With their ability to slow down light by 100 million or more times, does this mean that Bose-Einstein Condensates have very high refractive indexes and therefore excellent for telescope use?
By: Vanessa Uy
Though not yet mentioned - as far as I know - throughout Star Trek’s 40 or so years of history, just imagine a substance with the ability to slow down light from 300 million meters per second to 3 meters per second – the speed of a little girl riding a bike. With a substance like this, can we ever make the ultimate refracting telescope – i.e. the kind that uses lenses to magnify far away objects – using this substance as our lens?
For about 8 years or so, scientists have been experimenting with Bose-Einstein Condensate and had been observing their property of being able to slow down the speed of light as it passes through them by a factor of 100 million – even a little bit more in subsequent laboratory experiments. Given this kind of refractive index, which since hitherto we can only dream of, will we be soon making astronomical telescopes using Bose-Einstein Condensate for the lenses?
Currently, Bose-Einstein Condensates are still seen as mere “laboratory curiosity”. But since lab experiments have shown that given their ability to slow down light, Bose-Einstein Condensates certainly have refractive indexes several order of magnitudes greater than the ophthalmology-grade glass – which is 35% lead to increase it’s refractive index - currently used as optical lenses in telescope construction. Even the refractive index of diamond lenses – even if you can afford to use one – still pales in comparison to a lens constructed out of Bose-Einstein Condensate.
The higher the refractive index means the smaller or more compact you can make your telescope compared to one made using lenses with a lower refractive index, even if both of them are rated with the same powers of magnification. Looks like Bose-Einstein Condensates will have their first practical use in the field of astronomy. But if Bose-Einstein Condensates are a miracle material when it comes to refracting telescope construction, how come nobody has built one yet?
Using present technology, Bose-Einstein Condensates exists only in temperatures very near to that of absolute zero. It would be very impractical to construct a Bose-Einstein Condensate telescope the size of a Soviet-era RPG-7 with magnification ability comparable to that of the Keck telescope in Hawaii. When it’s cooling system – to maintain the structural integrity of the Bose-Einstein Condensate lenses – is the size of St. Paul’s Cathedral.

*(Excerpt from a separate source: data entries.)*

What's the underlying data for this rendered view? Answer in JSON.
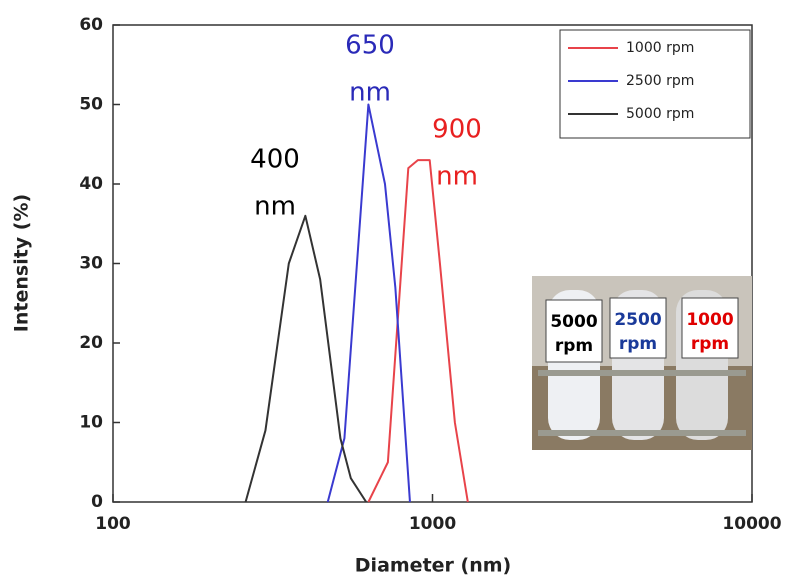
{
  "chart_data": {
    "type": "line",
    "xlabel": "Diameter (nm)",
    "ylabel": "Intensity (%)",
    "xscale": "log",
    "xlim": [
      100,
      10000
    ],
    "xticks": [
      100,
      1000,
      10000
    ],
    "ylim": [
      0,
      60
    ],
    "yticks": [
      0,
      10,
      20,
      30,
      40,
      50,
      60
    ],
    "legend": "upper right",
    "series": [
      {
        "name": "1000 rpm",
        "color": "#e8434a",
        "x": [
          630,
          725,
          840,
          900,
          980,
          1055,
          1175,
          1290
        ],
        "values": [
          0,
          5,
          42,
          43,
          43,
          30,
          10,
          0
        ]
      },
      {
        "name": "2500 rpm",
        "color": "#3a3ad0",
        "x": [
          470,
          530,
          630,
          710,
          765,
          850
        ],
        "values": [
          0,
          8,
          50,
          40,
          27,
          0
        ]
      },
      {
        "name": "5000 rpm",
        "color": "#333333",
        "x": [
          260,
          300,
          355,
          400,
          445,
          515,
          555,
          620
        ],
        "values": [
          0,
          9,
          30,
          36,
          28,
          8,
          3,
          0
        ]
      }
    ],
    "annotations": [
      {
        "lines": [
          "650",
          "nm"
        ],
        "color": "#2a2ab8"
      },
      {
        "lines": [
          "900",
          "nm"
        ],
        "color": "#e82020"
      },
      {
        "lines": [
          "400",
          "nm"
        ],
        "color": "#000000"
      }
    ],
    "inset": [
      {
        "lines": [
          "5000",
          "rpm"
        ],
        "color": "#000000"
      },
      {
        "lines": [
          "2500",
          "rpm"
        ],
        "color": "#1a3a9a"
      },
      {
        "lines": [
          "1000",
          "rpm"
        ],
        "color": "#e00000"
      }
    ]
  }
}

Given the somewhat “rapid” advances in technology, a Bose-Einstein Condensate astronomical telescope could be built – someday. Remember back in the 1980’s where 12-bit digital video processing and CCD or charge coupled device cameras with peak quantum efficiencies approaching 85% can only be found in US National Security Agency reconnaissance satellites. Today 12-bit digital video processing is now de rigeur in DVD players – even those made in China. And high quantum efficiency CCD cameras can be easily bought in better specialist astronomy shops at prices from 200 to 1,000 US dollars each – which is nigh on impossible to purchase during the Reagan Administration. Plus those bolometer-on-a-chip helmet-mounted thermal-imaging cameras used by firefighters that used to cost 6,000 dollars 15 years ago can now even be bought for less than the hundred dollars in some garage sales and swap meets.
Technological advances always mean a quantum leap in performance coupled by a dramatic reduction in price and widespread ability. Who knows that 200 years from now, telescopes made from room temperature Bose-Einstein Condensate lenses will be widely available, even to middle-school kids. Too bad Gene Roddenberry haven’t built one for Captain James T. Kirk in the original series of Star Trek.